The War of the Worlds
Swindon's connection to a Hollywood blockbuster
70s classic:
Jeff Waynes's rock masterwork
featuring Swindon's Justin Hayward |
It's been described as 'the best concept album ever made'.
A music soundtrack with a chilling narrative that describes a violent alien invasion of planet earth - and one that has been a major inspiration to Steven Speilberg, who has re-told its story as a soon-to-be-released Hollywood blockbuster starring Tom Cruise.
So when Dean Street-born Justin Hayward of the Moody Blues sung the memorable song 'Forever Autumn' on the 1976 album 'The War of the Worlds' [TWOTW], he already knew he was part of something special, if a little different.
"When Jeff Wayne [the producer] puts his name to something, you know it'll be good," Hayward said. "I wasn't sure if the whole idea would work at first, but it was a fantastic project to be a part and I'd like to think it was some of my best ever work."

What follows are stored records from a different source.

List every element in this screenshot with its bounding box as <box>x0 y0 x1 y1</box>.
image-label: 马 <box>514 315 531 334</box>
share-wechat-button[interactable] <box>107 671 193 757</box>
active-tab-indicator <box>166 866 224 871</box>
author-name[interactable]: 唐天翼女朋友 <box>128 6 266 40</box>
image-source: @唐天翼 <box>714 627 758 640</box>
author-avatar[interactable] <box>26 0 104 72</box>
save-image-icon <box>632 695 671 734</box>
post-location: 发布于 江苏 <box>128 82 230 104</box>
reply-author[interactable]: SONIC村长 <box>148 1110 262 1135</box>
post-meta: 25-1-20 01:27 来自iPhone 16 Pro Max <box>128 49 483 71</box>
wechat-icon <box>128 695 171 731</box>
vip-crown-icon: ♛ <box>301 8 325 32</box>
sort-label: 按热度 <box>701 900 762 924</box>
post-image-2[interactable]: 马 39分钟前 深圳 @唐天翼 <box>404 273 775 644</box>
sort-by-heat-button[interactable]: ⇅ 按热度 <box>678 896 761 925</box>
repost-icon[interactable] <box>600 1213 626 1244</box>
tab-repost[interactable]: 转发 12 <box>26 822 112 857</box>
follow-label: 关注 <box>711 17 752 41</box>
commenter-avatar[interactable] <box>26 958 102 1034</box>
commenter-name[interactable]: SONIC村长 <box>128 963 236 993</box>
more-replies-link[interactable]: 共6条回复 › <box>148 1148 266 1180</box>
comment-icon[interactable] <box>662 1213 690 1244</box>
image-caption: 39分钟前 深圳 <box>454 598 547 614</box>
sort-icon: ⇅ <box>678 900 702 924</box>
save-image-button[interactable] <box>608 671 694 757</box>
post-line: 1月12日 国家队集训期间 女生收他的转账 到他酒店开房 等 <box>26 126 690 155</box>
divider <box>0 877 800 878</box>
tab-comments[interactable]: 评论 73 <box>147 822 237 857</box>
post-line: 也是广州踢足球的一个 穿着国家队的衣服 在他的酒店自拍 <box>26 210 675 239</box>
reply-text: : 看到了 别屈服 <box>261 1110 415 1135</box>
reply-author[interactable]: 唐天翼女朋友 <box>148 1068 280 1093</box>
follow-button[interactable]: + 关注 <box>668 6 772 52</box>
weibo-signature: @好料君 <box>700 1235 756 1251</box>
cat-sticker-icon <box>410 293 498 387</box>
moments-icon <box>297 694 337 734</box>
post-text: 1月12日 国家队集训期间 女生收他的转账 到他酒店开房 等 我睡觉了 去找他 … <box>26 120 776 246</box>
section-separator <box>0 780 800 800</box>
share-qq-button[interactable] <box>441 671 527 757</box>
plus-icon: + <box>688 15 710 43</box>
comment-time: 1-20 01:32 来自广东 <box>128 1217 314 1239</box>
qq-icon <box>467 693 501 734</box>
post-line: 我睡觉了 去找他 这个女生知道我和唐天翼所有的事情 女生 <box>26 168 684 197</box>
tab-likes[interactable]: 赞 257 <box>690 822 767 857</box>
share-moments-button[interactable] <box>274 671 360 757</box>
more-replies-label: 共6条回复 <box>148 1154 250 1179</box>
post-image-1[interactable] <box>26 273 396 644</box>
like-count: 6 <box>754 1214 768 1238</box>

Hayward's 'Forever Autumn' (a beautifully orchetrated track that describes the devastation brought on by the extraterrestrial intruders) itself hit top five in the UK charts in 1978 and helped TWOTW album become a multi-million seller around the world, and cement its place as a seminal piece in rock history.
Ironically, the masterwork proved especially popular in North America, where an original radio broadcast of HG Well's classic of the same name forty years earlier had caused widespread panic amongst those thinking that the world was about to end.
That stunning effect wasn't lost on record impresario Jeff Wayne, who in the mid-70s decided to musically re-visit TWOTW, this time by re-constructing the stunning radio masterpiece with an equally memorable piece of his own.
Others to appear on the album were 'The Journalist', voiced by the commanding tones of Richard Burton; Julie 'Don't Cry for me Argentina' Covington; David Essex; and Thin Lizzy's Phil Lynott. Manfred Mann's Chris Thompson also sang.
But it is the former-Commonweal schoolboy, Justin Hayward, that fans vividly remember the most when, as the first singer to appear on the album, he hauntingly reminds us: “The chances of anything coming from Mars are a million to one, but still they come”.